Candidat pressenti à la direction du Parti libéral du Québec, Pierre Moreau clame son indépendance vis-à-vis de l'industrie minière même s'il profite des conseils d'une personne proche de la direction du géant ArcelorMittal.

Martin Ouellet LA PRESSE CANADIENNE

Sur le point d'annoncer sa décision sur l'opportunité de se porter candidat à la succession de Jean Charest, M. Moreau consulte sur une base régulière un ami personnel, Éric Tétrault, directeur des communications et des affaires publiques d'ArcelorMittal Mines Canada.



Ancien directeur des communications au cabinet du premier ministre Jean Charest (2008-2009), M. Tétrault vient de signer sur le site internet de son employeur un billet virulent qui dénonce la volonté du gouvernement péquiste de hausser les redevances minières.

«Le milieu des affaires, dans une rare unanimité, a soulevé l'incertitude qui prévaut déjà. On s'attendait de façon réaliste à une gouvernance de gauche, mais on a jusqu'à maintenant la vilaine impression qu'un moratoire général sur l'économie vient d'être décrété», écrit M. Tétrault dans son billet, publié le 24 septembre.

Selon M. Tétrault, les redevances minières n'ont pas à être revues: «Le meilleur des systèmes est celui qui existe déjà», souligne-t-il.

Joint par La Presse Canadienne, le porte-parole d'ArcelorMittal s'est défendu de faire la promotion des intérêts de l'industrie minière auprès de l'aspirant candidat à la direction libérale. «Ça n'a rien à voir avec ma job, rien à voir avec ce que je fais. C'est mon chum, je lui donne des conseils, c'est tout», a insisté M. Tétrault au sujet de son rôle dans le cercle des intimes de M. Moreau.

«C'est un ami qui m'appelle. Il me demande s'il ferait un bon chef et je lui dis ce que j'en pense. Penses-tu ci, penses-tu ça, c'est sûr que ça lui arrive de consulter», a-t-il dit.

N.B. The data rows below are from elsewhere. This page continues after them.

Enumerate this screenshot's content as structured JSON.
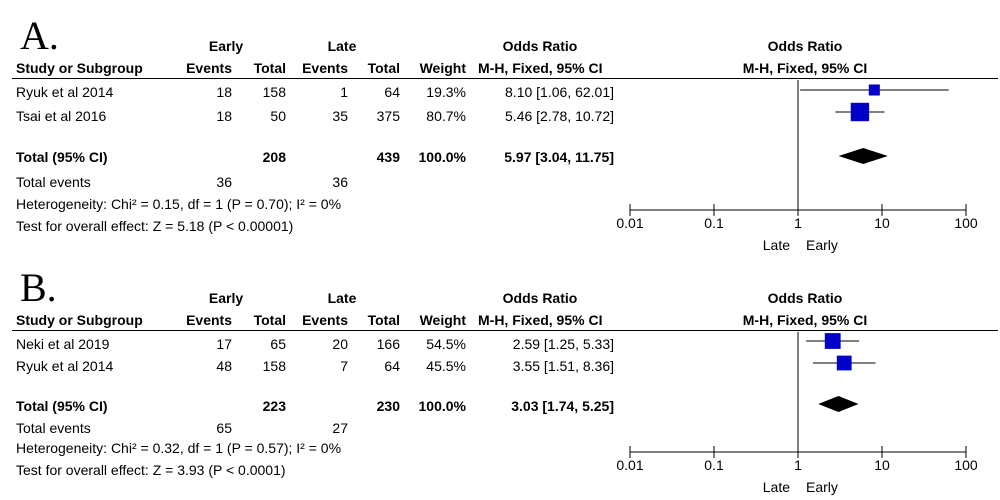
{
  "chart_data": [
    {
      "type": "forest",
      "panel_label": "A.",
      "headers": {
        "study": "Study or Subgroup",
        "group1": "Early",
        "group2": "Late",
        "events": "Events",
        "total": "Total",
        "weight": "Weight",
        "or_title": "Odds Ratio",
        "or_method": "M-H, Fixed, 95% CI"
      },
      "studies": [
        {
          "name": "Ryuk et al 2014",
          "early_events": "18",
          "early_total": "158",
          "late_events": "1",
          "late_total": "64",
          "weight": "19.3%",
          "ci_text": "8.10 [1.06, 62.01]",
          "or": 8.1,
          "lower": 1.06,
          "upper": 62.01
        },
        {
          "name": "Tsai et al 2016",
          "early_events": "18",
          "early_total": "50",
          "late_events": "35",
          "late_total": "375",
          "weight": "80.7%",
          "ci_text": "5.46 [2.78, 10.72]",
          "or": 5.46,
          "lower": 2.78,
          "upper": 10.72
        }
      ],
      "total": {
        "label": "Total (95% CI)",
        "early_total": "208",
        "late_total": "439",
        "weight": "100.0%",
        "ci_text": "5.97 [3.04, 11.75]",
        "or": 5.97,
        "lower": 3.04,
        "upper": 11.75
      },
      "total_events": {
        "label": "Total events",
        "early": "36",
        "late": "36"
      },
      "heterogeneity": "Heterogeneity: Chi² = 0.15, df = 1 (P = 0.70); I² = 0%",
      "overall_effect": "Test for overall effect: Z = 5.18 (P < 0.00001)",
      "axis": {
        "scale": "log",
        "ticks": [
          "0.01",
          "0.1",
          "1",
          "10",
          "100"
        ],
        "tick_values": [
          0.01,
          0.1,
          1,
          10,
          100
        ],
        "left_label": "Late",
        "right_label": "Early"
      }
    },
    {
      "type": "forest",
      "panel_label": "B.",
      "headers": {
        "study": "Study or Subgroup",
        "group1": "Early",
        "group2": "Late",
        "events": "Events",
        "total": "Total",
        "weight": "Weight",
        "or_title": "Odds Ratio",
        "or_method": "M-H, Fixed, 95% CI"
      },
      "studies": [
        {
          "name": "Neki et al 2019",
          "early_events": "17",
          "early_total": "65",
          "late_events": "20",
          "late_total": "166",
          "weight": "54.5%",
          "ci_text": "2.59 [1.25, 5.33]",
          "or": 2.59,
          "lower": 1.25,
          "upper": 5.33
        },
        {
          "name": "Ryuk et al 2014",
          "early_events": "48",
          "early_total": "158",
          "late_events": "7",
          "late_total": "64",
          "weight": "45.5%",
          "ci_text": "3.55 [1.51, 8.36]",
          "or": 3.55,
          "lower": 1.51,
          "upper": 8.36
        }
      ],
      "total": {
        "label": "Total (95% CI)",
        "early_total": "223",
        "late_total": "230",
        "weight": "100.0%",
        "ci_text": "3.03 [1.74, 5.25]",
        "or": 3.03,
        "lower": 1.74,
        "upper": 5.25
      },
      "total_events": {
        "label": "Total events",
        "early": "65",
        "late": "27"
      },
      "heterogeneity": "Heterogeneity: Chi² = 0.32, df = 1 (P = 0.57); I² = 0%",
      "overall_effect": "Test for overall effect: Z = 3.93 (P < 0.0001)",
      "axis": {
        "scale": "log",
        "ticks": [
          "0.01",
          "0.1",
          "1",
          "10",
          "100"
        ],
        "tick_values": [
          0.01,
          0.1,
          1,
          10,
          100
        ],
        "left_label": "Late",
        "right_label": "Early"
      }
    }
  ],
  "colors": {
    "marker": "#0000c8",
    "diamond": "#000000",
    "line": "#000000"
  }
}
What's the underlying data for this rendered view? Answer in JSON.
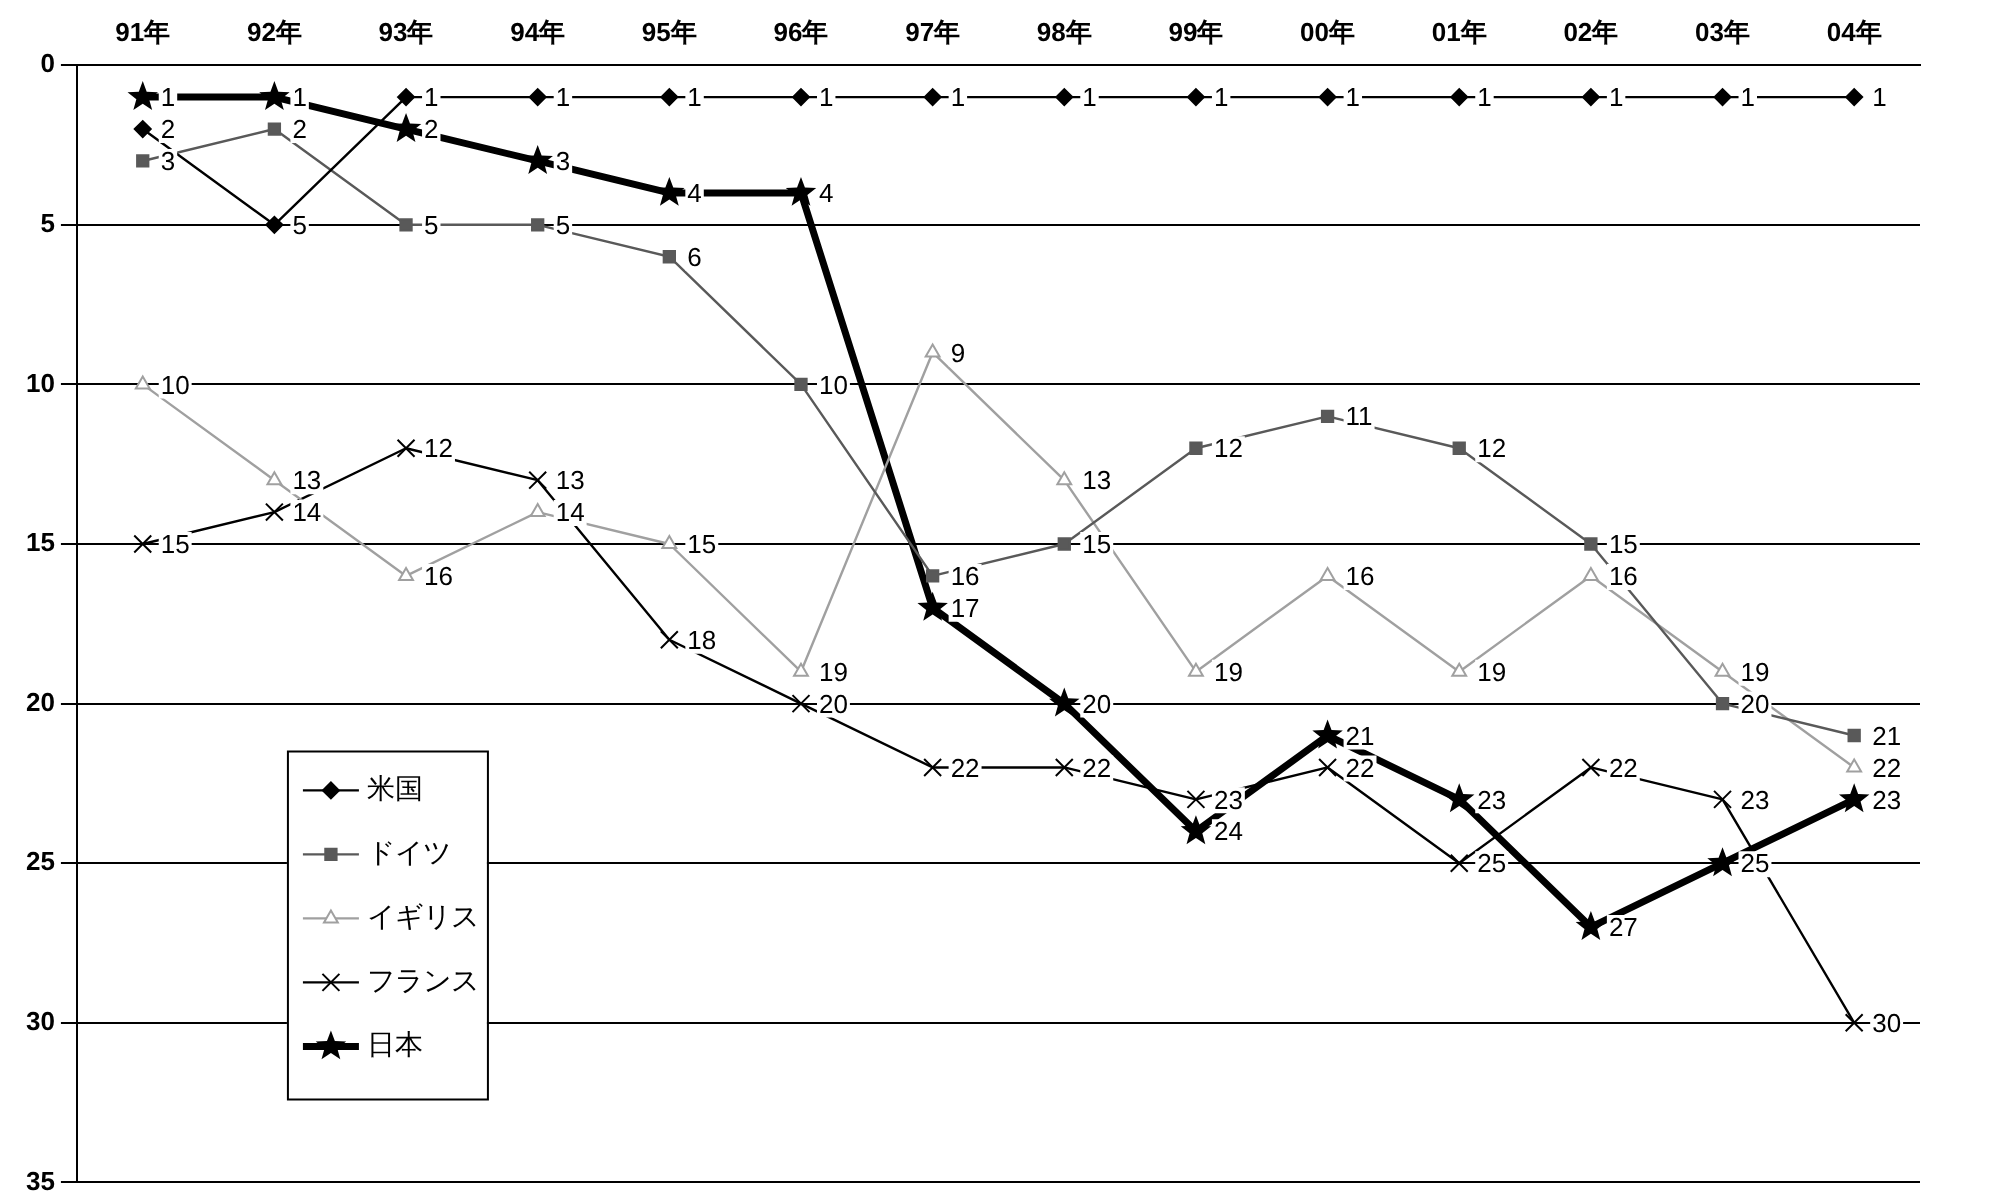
{
  "chart_data": {
    "type": "line",
    "categories": [
      "91年",
      "92年",
      "93年",
      "94年",
      "95年",
      "96年",
      "97年",
      "98年",
      "99年",
      "00年",
      "01年",
      "02年",
      "03年",
      "04年"
    ],
    "series": [
      {
        "name": "米国",
        "color": "#000000",
        "marker": "diamond",
        "values": [
          2,
          5,
          1,
          1,
          1,
          1,
          1,
          1,
          1,
          1,
          1,
          1,
          1,
          1
        ]
      },
      {
        "name": "ドイツ",
        "color": "#595959",
        "marker": "square",
        "values": [
          3,
          2,
          5,
          5,
          6,
          10,
          16,
          15,
          12,
          11,
          12,
          15,
          20,
          21
        ]
      },
      {
        "name": "イギリス",
        "color": "#a0a0a0",
        "marker": "triangle",
        "values": [
          10,
          13,
          16,
          14,
          15,
          19,
          9,
          13,
          19,
          16,
          19,
          16,
          19,
          22
        ]
      },
      {
        "name": "フランス",
        "color": "#000000",
        "marker": "cross",
        "values": [
          15,
          14,
          12,
          13,
          18,
          20,
          22,
          22,
          23,
          22,
          25,
          22,
          23,
          30
        ]
      },
      {
        "name": "日本",
        "color": "#000000",
        "marker": "star",
        "values": [
          1,
          1,
          2,
          3,
          4,
          4,
          17,
          20,
          24,
          21,
          23,
          27,
          25,
          23
        ]
      }
    ],
    "ylim": [
      35,
      0
    ],
    "yticks": [
      0,
      5,
      10,
      15,
      20,
      25,
      30,
      35
    ],
    "grid": "y",
    "legend": "bottom left",
    "data_labels": true,
    "line_style": "solid"
  }
}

M. Tétrault soutient qu'il n'a pas informé ses supérieurs à ArcelorMittal de son rôle de conseil politique auprès de M. Moreau. La haute direction du géant minier ne s'intéresse pas à ce genre de chose, a-t-il fait valoir. «Ils n'ont rien à voir là-dedans, ils ne s'occupent même pas de ça, ça ne les intéresse pas de savoir qui est chef ou qui ne l'est pas au Parti libéral.»

Manifestement mal à l'aise, le député Moreau a pour sa part senti le besoin d'exprimer sa totale indépendance vis-à-vis du lobby minier: «Honnêtement, Éric ne m'a jamais parlé de son travail dans l'industrie minière, ne m'a jamais demandé quoi que ce soit. Les échanges qu'on a eus, ce sont des échanges d'amitié, je connais bien sa femme.»

M. Tétrault donne ses conseils et ses avis «sur la base d'une amitié, point à la ligne», a martelé le député de Châteauguay. «Ni directement, ni indirectement, il n'a été question que ses conseils soient liés à l'industrie pour laquelle il travaille, a-t-il soutenu. Je n'ai pas renié mes amis parce que j'étais en politique et ça ne veut pas dire, parce qu'ils sont mes amis, qu'il y a un lien de favoritisme quelconque.»

Mais Québec solidaire estime qu'il s'agit d'un cas patent de proximité entre un politicien ambitieux et le monde de la grande entreprise. Les libéraux n'ont rien appris de leurs «erreurs du passé», a dit l'une des porte-parole de Québec solidaire, Françoise David.

Elle a déclaré que les candidats à la direction du Parti libéral devraient comprendre «que la population du Québec leur demande qu'il y ait une saine distance entre eux et les milieux d'affaires les plus directement concernés par les politiques gouvernementales», a-t-elle lancé.